The aim of the present study was to investigate the function of microRNA (miR)-223-5p in the malignant biological behavior of nasopharyngeal carcinoma (NPC) and elucidate the underlying molecular mechanism. The expression levels of miR-223-5p and doublecortin-like kinase 1 (DCLK1) were detected via reverse transcription-quantitative PCR analysis. Cell viability was evaluated using Cell Counting Kit-8 assay. Cell migration and invasion were measured via Transwell assays, while a luciferase reporter assay was conducted to identify the interaction between miR-223-5p and DCLK1. The results demonstrated that miR-223-5p expression was significantly downregulated, whereas DCLK1 expression was significantly upregulated in NPC tissues and cells. Moreover, both miR-223-5p overexpression and DCLK1 silencing markedly suppressed the progression of NPC. It was also observed that miR-223-5p directly targeted DCLK1 and decreased its expression. Furthermore, it was suggested that DCLK1 overexpression may partially reverse the suppressive effects of miR-223-5p on the progression of NPC. Collectively, the results of the present study indicated that miR-223-5p may suppress NPC progression by targeting DCLK1, thereby indicating a novel potential approach to the diagnosis and treatment of NPC.
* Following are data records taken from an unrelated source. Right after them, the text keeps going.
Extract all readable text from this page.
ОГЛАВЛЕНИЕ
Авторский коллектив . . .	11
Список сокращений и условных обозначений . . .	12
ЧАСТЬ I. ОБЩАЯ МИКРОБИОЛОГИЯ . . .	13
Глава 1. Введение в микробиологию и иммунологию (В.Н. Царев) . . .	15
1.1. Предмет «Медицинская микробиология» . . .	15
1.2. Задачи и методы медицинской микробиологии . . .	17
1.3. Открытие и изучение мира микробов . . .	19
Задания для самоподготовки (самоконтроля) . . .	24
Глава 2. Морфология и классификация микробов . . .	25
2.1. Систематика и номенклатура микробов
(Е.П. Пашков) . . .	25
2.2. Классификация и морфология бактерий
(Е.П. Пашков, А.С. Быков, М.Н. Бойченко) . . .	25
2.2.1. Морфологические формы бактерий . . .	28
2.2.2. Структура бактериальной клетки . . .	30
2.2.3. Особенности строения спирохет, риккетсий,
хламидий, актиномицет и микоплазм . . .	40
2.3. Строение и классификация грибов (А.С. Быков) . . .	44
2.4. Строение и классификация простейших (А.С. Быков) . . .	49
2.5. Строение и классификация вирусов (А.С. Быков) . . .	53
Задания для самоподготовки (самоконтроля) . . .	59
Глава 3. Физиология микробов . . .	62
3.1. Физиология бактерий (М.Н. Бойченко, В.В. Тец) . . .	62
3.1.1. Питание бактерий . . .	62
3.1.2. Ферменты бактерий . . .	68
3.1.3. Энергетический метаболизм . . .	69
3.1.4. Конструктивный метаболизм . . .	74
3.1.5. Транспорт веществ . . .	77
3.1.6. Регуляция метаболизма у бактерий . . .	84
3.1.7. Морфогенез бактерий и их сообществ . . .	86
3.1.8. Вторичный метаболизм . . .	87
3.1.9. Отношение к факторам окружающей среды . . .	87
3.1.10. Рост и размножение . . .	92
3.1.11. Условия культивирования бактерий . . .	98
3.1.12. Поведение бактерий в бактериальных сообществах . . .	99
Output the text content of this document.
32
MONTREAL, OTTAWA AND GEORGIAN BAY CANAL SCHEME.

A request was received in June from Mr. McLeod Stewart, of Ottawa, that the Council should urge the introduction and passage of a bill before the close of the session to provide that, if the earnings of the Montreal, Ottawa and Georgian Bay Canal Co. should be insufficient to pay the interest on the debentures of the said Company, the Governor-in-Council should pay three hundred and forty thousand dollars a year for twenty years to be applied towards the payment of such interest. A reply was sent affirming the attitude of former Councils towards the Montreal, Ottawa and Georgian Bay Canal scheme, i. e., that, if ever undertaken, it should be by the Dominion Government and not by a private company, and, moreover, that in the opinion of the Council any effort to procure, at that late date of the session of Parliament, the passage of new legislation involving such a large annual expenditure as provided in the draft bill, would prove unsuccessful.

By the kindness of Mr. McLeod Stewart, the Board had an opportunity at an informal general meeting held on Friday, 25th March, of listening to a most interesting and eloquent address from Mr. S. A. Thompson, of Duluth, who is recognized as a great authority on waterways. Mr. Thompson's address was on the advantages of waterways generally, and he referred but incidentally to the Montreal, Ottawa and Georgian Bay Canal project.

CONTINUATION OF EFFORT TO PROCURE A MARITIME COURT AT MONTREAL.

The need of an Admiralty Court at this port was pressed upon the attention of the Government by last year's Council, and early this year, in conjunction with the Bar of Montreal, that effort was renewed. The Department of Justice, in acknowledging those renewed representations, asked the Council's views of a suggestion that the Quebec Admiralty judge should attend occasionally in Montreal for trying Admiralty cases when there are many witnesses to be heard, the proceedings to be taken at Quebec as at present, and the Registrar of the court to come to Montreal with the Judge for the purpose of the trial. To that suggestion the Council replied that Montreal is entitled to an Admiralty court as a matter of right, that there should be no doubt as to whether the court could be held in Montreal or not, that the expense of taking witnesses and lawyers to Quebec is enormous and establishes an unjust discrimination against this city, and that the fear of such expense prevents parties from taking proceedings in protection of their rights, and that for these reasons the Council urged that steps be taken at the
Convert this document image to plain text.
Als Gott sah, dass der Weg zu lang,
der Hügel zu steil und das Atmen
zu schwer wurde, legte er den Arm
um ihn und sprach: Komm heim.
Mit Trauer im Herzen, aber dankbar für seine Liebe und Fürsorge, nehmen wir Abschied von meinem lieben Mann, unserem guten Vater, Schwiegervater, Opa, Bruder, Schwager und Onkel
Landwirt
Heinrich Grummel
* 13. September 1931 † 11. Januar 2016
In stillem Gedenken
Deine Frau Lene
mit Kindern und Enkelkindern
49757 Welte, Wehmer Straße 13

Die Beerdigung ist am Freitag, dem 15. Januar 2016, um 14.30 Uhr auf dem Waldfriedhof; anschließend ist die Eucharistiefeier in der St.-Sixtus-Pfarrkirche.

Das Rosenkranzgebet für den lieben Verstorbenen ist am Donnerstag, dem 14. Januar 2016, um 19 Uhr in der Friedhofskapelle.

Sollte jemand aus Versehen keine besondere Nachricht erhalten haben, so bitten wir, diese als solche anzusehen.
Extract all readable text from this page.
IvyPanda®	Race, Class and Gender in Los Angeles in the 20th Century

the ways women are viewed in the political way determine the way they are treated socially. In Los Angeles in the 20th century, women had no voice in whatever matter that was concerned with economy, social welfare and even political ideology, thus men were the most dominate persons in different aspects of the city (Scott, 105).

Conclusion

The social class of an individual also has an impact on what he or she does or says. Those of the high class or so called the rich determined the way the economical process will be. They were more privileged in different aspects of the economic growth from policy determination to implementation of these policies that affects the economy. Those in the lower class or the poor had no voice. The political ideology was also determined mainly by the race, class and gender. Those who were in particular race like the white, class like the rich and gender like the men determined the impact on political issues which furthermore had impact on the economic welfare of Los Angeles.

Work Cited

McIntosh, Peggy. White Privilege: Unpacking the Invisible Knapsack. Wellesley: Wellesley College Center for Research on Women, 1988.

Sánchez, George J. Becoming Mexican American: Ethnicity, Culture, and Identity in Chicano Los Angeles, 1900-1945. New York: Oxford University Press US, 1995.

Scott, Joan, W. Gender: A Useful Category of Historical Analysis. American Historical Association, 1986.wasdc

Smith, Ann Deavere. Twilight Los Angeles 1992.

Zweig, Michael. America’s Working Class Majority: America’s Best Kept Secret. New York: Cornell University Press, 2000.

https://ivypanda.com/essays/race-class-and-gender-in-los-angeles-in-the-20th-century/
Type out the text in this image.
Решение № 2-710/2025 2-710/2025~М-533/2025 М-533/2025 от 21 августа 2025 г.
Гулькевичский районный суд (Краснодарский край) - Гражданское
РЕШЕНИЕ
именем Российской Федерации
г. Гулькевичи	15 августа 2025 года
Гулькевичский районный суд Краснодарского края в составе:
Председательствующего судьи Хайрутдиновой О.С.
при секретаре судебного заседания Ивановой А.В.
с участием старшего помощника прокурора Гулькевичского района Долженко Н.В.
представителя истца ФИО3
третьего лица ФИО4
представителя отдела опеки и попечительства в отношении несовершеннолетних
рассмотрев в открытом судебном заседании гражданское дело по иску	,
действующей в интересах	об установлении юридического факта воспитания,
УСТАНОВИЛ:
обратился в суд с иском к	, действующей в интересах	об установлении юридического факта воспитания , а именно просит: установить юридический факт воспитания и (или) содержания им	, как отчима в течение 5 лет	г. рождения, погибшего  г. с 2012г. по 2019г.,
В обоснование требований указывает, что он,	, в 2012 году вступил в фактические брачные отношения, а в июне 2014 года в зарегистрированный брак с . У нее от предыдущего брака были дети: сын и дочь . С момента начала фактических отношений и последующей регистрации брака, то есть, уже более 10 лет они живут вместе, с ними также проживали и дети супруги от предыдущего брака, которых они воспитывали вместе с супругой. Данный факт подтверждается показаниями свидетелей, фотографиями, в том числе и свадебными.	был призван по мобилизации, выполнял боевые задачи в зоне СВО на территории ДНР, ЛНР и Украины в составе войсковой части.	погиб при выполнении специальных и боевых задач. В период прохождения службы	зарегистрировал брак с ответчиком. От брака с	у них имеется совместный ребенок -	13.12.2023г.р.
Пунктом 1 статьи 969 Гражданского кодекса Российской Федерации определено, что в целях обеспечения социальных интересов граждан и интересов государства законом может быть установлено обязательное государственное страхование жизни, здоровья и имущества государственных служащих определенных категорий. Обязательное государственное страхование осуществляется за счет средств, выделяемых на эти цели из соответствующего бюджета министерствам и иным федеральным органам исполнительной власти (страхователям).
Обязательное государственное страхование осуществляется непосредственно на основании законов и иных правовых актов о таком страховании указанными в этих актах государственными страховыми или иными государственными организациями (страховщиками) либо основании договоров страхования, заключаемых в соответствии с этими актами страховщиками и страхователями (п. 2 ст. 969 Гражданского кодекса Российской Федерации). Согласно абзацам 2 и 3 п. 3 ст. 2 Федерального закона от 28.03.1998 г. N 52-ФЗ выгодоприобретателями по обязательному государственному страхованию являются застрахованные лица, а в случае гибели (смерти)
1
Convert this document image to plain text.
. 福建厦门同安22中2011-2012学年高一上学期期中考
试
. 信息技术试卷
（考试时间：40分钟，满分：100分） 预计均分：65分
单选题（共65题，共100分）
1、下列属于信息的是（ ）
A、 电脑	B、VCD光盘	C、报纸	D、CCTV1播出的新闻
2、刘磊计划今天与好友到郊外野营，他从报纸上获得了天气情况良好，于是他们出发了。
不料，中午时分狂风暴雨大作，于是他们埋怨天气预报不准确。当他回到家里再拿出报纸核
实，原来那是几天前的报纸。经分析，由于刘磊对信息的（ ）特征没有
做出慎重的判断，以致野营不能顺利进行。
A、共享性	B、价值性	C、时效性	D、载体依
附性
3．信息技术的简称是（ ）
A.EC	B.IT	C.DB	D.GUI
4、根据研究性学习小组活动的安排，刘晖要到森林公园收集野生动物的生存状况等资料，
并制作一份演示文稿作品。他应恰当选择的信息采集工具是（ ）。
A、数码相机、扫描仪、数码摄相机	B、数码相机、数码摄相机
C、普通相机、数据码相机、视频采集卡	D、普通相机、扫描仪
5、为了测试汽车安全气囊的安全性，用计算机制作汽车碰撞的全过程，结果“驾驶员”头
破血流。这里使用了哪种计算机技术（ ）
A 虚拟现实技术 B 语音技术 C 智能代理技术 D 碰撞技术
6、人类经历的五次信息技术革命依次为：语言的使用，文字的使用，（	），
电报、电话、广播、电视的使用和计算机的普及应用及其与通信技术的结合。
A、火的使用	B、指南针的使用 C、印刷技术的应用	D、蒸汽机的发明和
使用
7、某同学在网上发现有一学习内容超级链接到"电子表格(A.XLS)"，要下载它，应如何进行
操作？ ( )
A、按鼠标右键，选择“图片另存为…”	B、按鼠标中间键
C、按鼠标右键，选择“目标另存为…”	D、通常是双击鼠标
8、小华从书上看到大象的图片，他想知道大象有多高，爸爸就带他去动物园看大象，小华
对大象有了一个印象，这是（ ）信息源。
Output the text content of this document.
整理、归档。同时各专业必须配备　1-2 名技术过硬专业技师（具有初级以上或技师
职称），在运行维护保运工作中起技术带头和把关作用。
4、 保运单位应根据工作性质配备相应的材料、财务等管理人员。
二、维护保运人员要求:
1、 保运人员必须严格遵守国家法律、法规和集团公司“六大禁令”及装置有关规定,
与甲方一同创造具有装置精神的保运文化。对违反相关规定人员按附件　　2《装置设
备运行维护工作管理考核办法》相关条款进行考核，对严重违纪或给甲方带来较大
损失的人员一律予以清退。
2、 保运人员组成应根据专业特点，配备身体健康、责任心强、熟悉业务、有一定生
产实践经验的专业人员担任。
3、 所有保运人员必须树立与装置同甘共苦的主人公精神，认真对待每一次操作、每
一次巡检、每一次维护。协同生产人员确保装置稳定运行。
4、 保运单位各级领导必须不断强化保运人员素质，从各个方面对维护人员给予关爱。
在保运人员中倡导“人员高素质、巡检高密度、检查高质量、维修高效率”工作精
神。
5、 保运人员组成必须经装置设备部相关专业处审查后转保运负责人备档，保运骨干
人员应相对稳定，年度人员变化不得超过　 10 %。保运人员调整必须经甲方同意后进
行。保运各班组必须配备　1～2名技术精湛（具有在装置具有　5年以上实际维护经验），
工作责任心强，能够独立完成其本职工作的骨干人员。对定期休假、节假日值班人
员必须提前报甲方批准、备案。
本研究旨在探讨微小RNA(miR)-223-5p在鼻咽癌(NPC)恶性生物学行为中的作用,并阐明其潜在的分子机制。通过逆转录-定量聚合酶链反应分析检测miR-223-5p和双皮质素样激酶1(DCLK1)的表达水平。使用细胞计数试剂盒-8检测法评估细胞活力。通过Transwell检测法测量细胞迁移和侵袭能力,同时进行荧光素酶报告基因检测以确定miR-223-5p与DCLK1之间的相互作用。结果表明,在NPC组织和细胞中,miR-223-5p表达显著下调,而DCLK1表达显著上调。此外,miR-223-5p过表达和DCLK1沉默均显著抑制了NPC的进展。还观察到miR-223-5p直接靶向DCLK1并降低其表达。此外,提示DCLK1过表达可能部分逆转miR-223-5p对NPC进展的抑制作用。总体而言,本研究结果表明,miR-223-5p可能通过靶向DCLK1抑制NPC进展,从而为NPC的诊断和治疗指明了一种新的潜在方法。